Gül’s was also the last election of the Turkish president by Parliament. Through a referendum in September 2007, the system was transformed into a two-stage, popular vote one. So next year in August the new president will be elected through a popular vote for a five-year term, (which could be repeated for a second term), and with a 50 percent plus one vote at most in the second round.

It is no secret that Erdoğan wants to be the next president. And not just any president; he wants more presidential powers, less separation of powers and even less checks-and-balances over the presidency. That has been a matter of concern not only for opposition parties but also people like Cemil Çiçek, the ruling Justice and Development Party’s (AK Party) original parliamentary speaker and Haşim Kılıç, the conservative head of the Constitutional Court. 

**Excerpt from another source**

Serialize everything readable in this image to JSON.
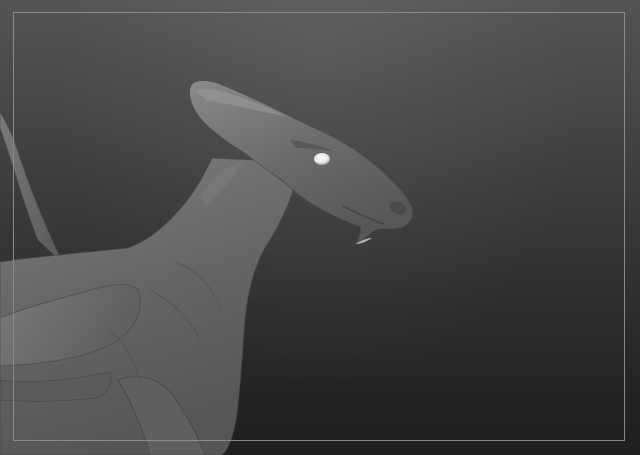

Gül openly asked for a more clear separation between executive, legislative and judiciary branches of power, a more independent judiciary and a freer press to “add strength” to Turkish democracy in his speech yesterday. Photo reporters captured pictures of the faces of Erdoğan and his ministers as the president underlined the need for more freedoms and as he praised once again the motivations that started the Gezi Park protests, (though not the violence-involved part of them).

As he concluded, Gül did not choose to say that his speech was his last address to Parliament as president. Instead, he said it was his “last address ... during my term,” and carried on to say that following the end of his term, he would “continue to be in the service of our nation.”

Gül has signaled no step back from the race for the next presidency, and he will be in the political scene one way or another.